To this day, some people still believe that Pinochet’s free-market policies created an economic “miracle” in Chile. In actuality, the dictator’s record was somewhat underwhelming. Here’s a picture of how Chile’s real per-capita GDP has grown during the past few decades:
During Pinochet’s 16 1/2-year term as president, real per capita income grew at a rate of a little more than 2 percent a year — about the same as an advanced economy like the U. S., which in theory should grow more slowly. But in the 16-year period after Pinochet’s exit and the restoration of democracy, growth doubled to about 4 percent a year. That’s hardly a stellar result for enlightened despotism.
That’s just one example, but the evidence of history confirms the disappointing performance of dictators. A recent paper by top economists Daron Acemoglu, Suresh Naidu, James Robinson and Pascual Restrepo estimates that switching from authoritarian government to democracy tends to increase a country’s economic growth rate by around 20 percent.

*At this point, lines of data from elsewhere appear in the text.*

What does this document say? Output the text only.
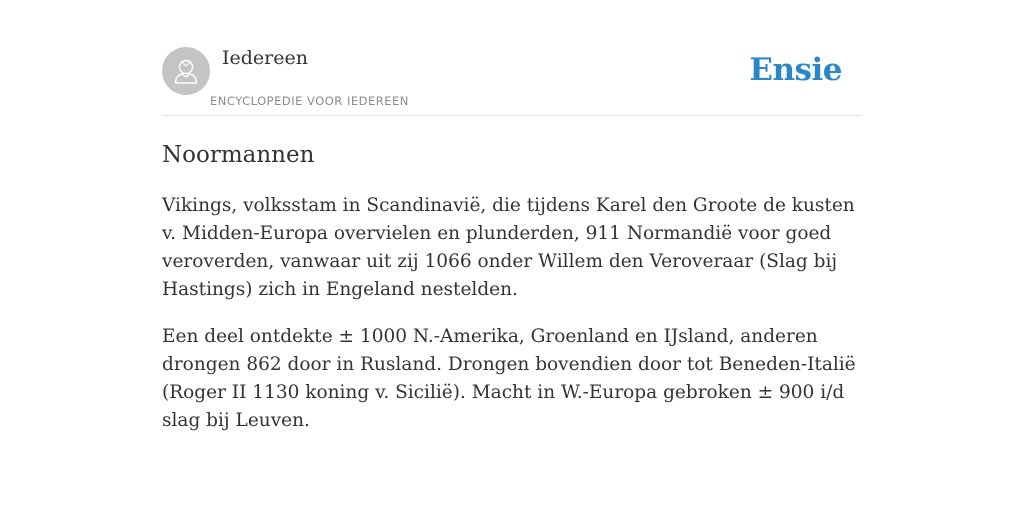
Iedereen
ENCYCLOPEDIE VOOR IEDEREEN
Ensie
Noormannen

Vikings, volksstam in Scandinavië, die tijdens Karel den Groote de kusten v. Midden-Europa overvielen en plunderden, 911 Normandië voor goed veroverden, vanwaar uit zij 1066 onder Willem den Veroveraar (Slag bij Hastings) zich in Engeland nestelden.

Een deel ontdekte ± 1000 N.-Amerika, Groenland en IJsland, anderen drongen 862 door in Rusland. Drongen bovendien door tot Beneden-Italië (Roger II 1130 koning v. Sicilië). Macht in W.-Europa gebroken ± 900 i/d slag bij Leuven.
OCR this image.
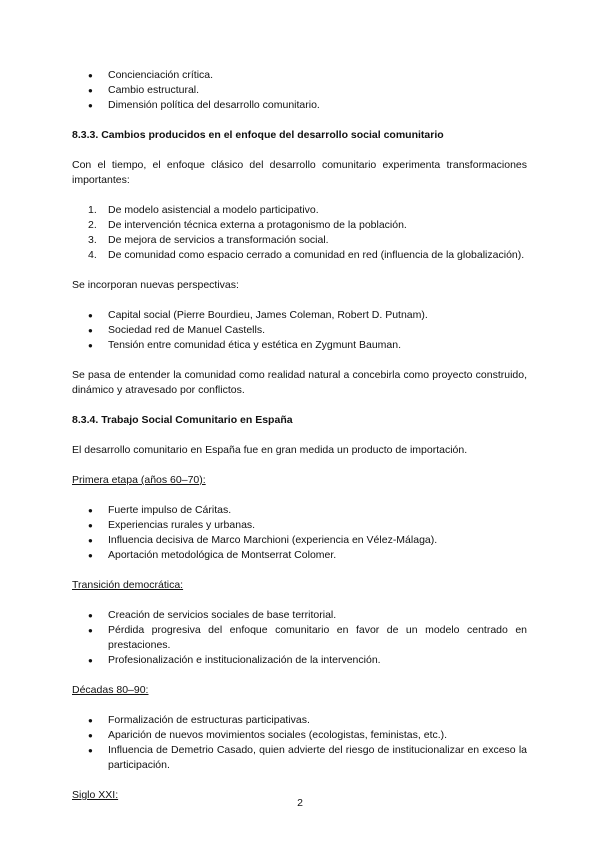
● Concienciación crítica.
● Cambio estructural.
● Dimensión política del desarrollo comunitario.
8.3.3. Cambios producidos en el enfoque del desarrollo social comunitario

Con el tiempo, el enfoque clásico del desarrollo comunitario experimenta transformaciones importantes:

1. De modelo asistencial a modelo participativo.
2. De intervención técnica externa a protagonismo de la población.
3. De mejora de servicios a transformación social.
4. De comunidad como espacio cerrado a comunidad en red (influencia de la globalización).

Se incorporan nuevas perspectivas:

● Capital social (Pierre Bourdieu, James Coleman, Robert D. Putnam).
● Sociedad red de Manuel Castells.
● Tensión entre comunidad ética y estética en Zygmunt Bauman.

Se pasa de entender la comunidad como realidad natural a concebirla como proyecto construido, dinámico y atravesado por conflictos.

8.3.4. Trabajo Social Comunitario en España

El desarrollo comunitario en España fue en gran medida un producto de importación.

Primera etapa (años 60–70):

● Fuerte impulso de Cáritas.
● Experiencias rurales y urbanas.
● Influencia decisiva de Marco Marchioni (experiencia en Vélez-Málaga).
● Aportación metodológica de Montserrat Colomer.

Transición democrática:

● Creación de servicios sociales de base territorial.
● Pérdida progresiva del enfoque comunitario en favor de un modelo centrado en prestaciones.
● Profesionalización e institucionalización de la intervención.

Décadas 80–90:

● Formalización de estructuras participativas.
● Aparición de nuevos movimientos sociales (ecologistas, feministas, etc.).
● Influencia de Demetrio Casado, quien advierte del riesgo de institucionalizar en exceso la participación.

Siglo XXI:

2
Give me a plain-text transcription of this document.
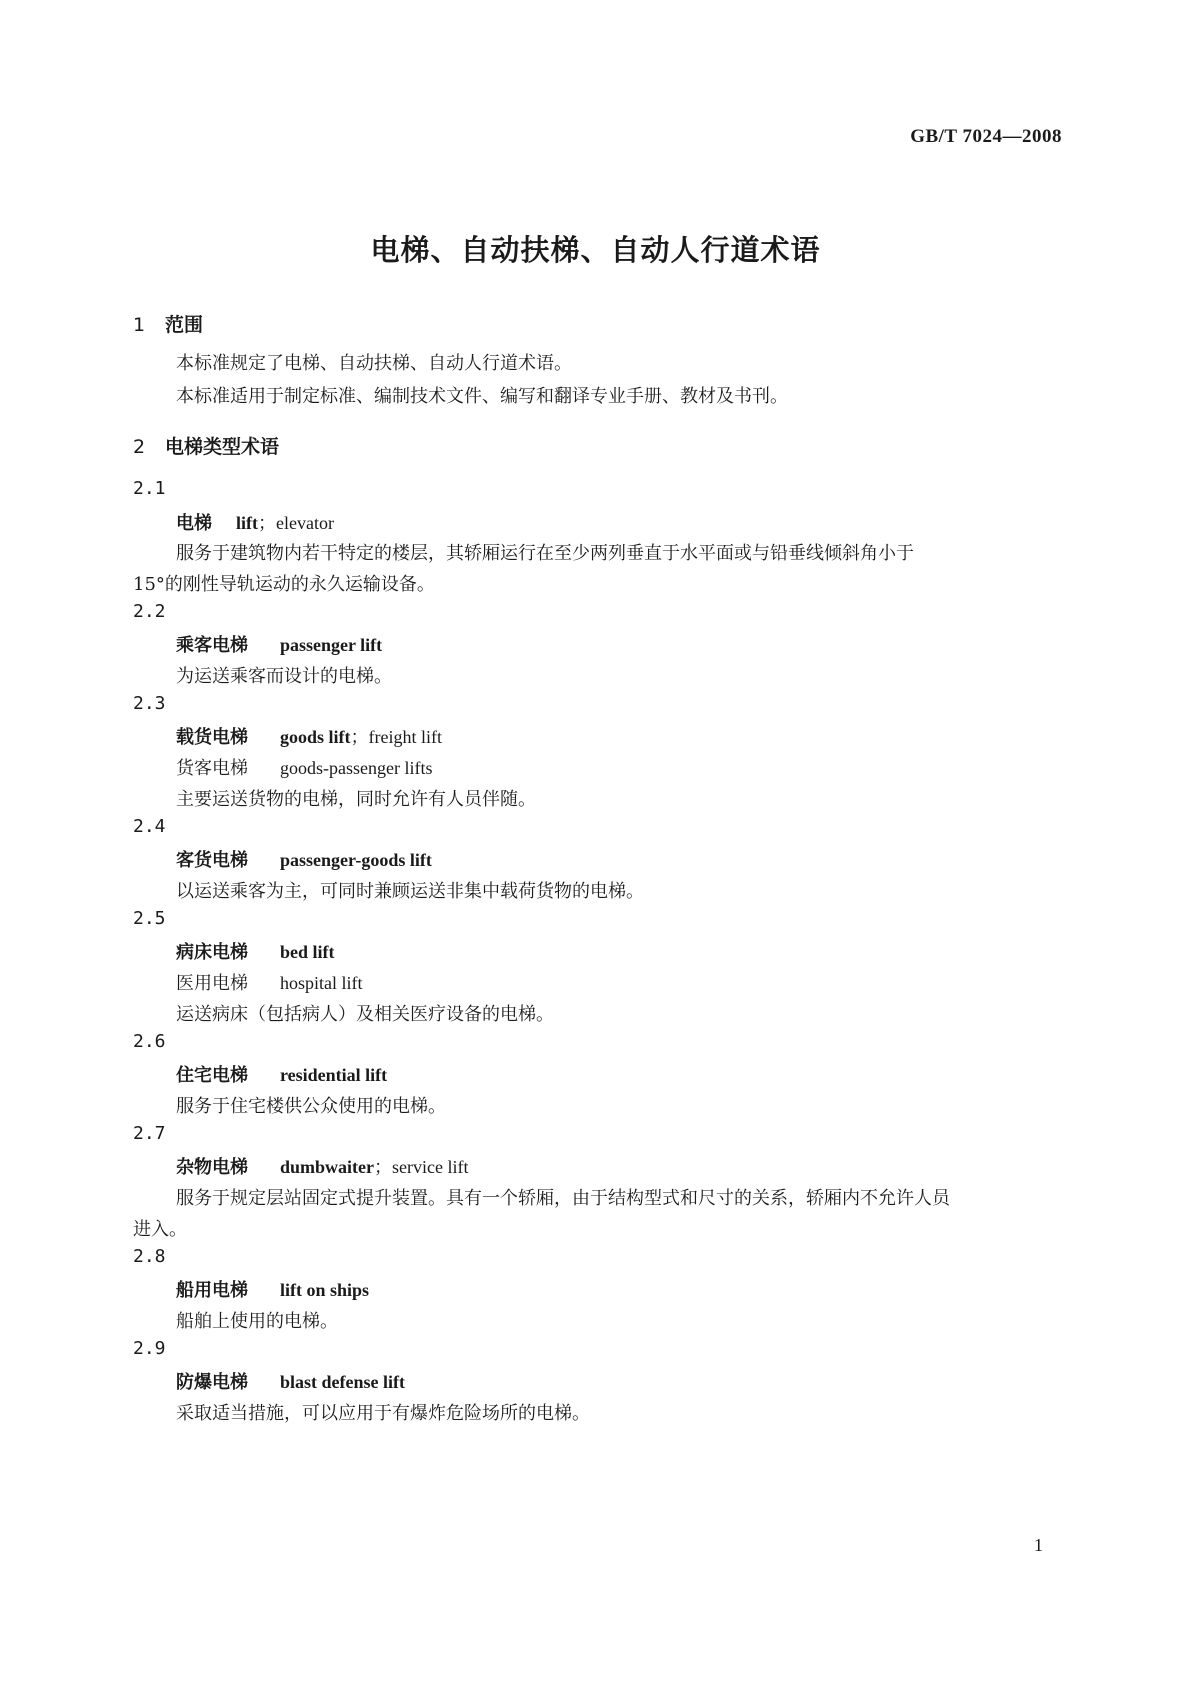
GB/T 7024—2008
电梯、自动扶梯、自动人行道术语
1 范围
本标准规定了电梯、自动扶梯、自动人行道术语。
本标准适用于制定标准、编制技术文件、编写和翻译专业手册、教材及书刊。
2 电梯类型术语
2.1
电梯 lift；elevator
服务于建筑物内若干特定的楼层，其轿厢运行在至少两列垂直于水平面或与铅垂线倾斜角小于
15°的刚性导轨运动的永久运输设备。
2.2
乘客电梯 passenger lift
为运送乘客而设计的电梯。
2.3
载货电梯 goods lift；freight lift
货客电梯 goods-passenger lifts
主要运送货物的电梯，同时允许有人员伴随。
2.4
客货电梯 passenger-goods lift
以运送乘客为主，可同时兼顾运送非集中载荷货物的电梯。
2.5
病床电梯 bed lift
医用电梯 hospital lift
运送病床（包括病人）及相关医疗设备的电梯。
2.6
住宅电梯 residential lift
服务于住宅楼供公众使用的电梯。
2.7
杂物电梯 dumbwaiter；service lift
服务于规定层站固定式提升装置。具有一个轿厢，由于结构型式和尺寸的关系，轿厢内不允许人员
进入。
2.8
船用电梯 lift on ships
船舶上使用的电梯。
2.9
防爆电梯 blast defense lift
采取适当措施，可以应用于有爆炸危险场所的电梯。
1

The biggest exception to this rule, of course, is Chinese leader Deng Xiaoping. Deng, who crushed the pro-democracy protests in Tiananmen Square in 1989, was unquestionably a heavy-handed despot. But under his iron fist, China made free-market reforms and opened its economy to the world, paving the way for one of history’s greatest bursts of economic development.
But even in the case of Deng, it’s crucial to note that his rule followed that of an even more powerful despot, Mao Zedong, whose catastrophic policies shattered the Chinese economy and starved tens of millions of people to death. That illustrates one of the key truths about tyranny — there’s no way to ensure that you get the enlightened kind. Because authoritarian rulers have little check on their power, the country is subject to their whims. Sometimes those whims produce spectacular results, but as Acemoglu et al.’s research shows, on average they do more harm than good.
So poor countries like India should resist the authoritarian temptation. Instead of investing their hopes in strongmen, developing nations should stick to pushing smart reforms through the democratic process. Actually, that’s good advice for developed countries as well.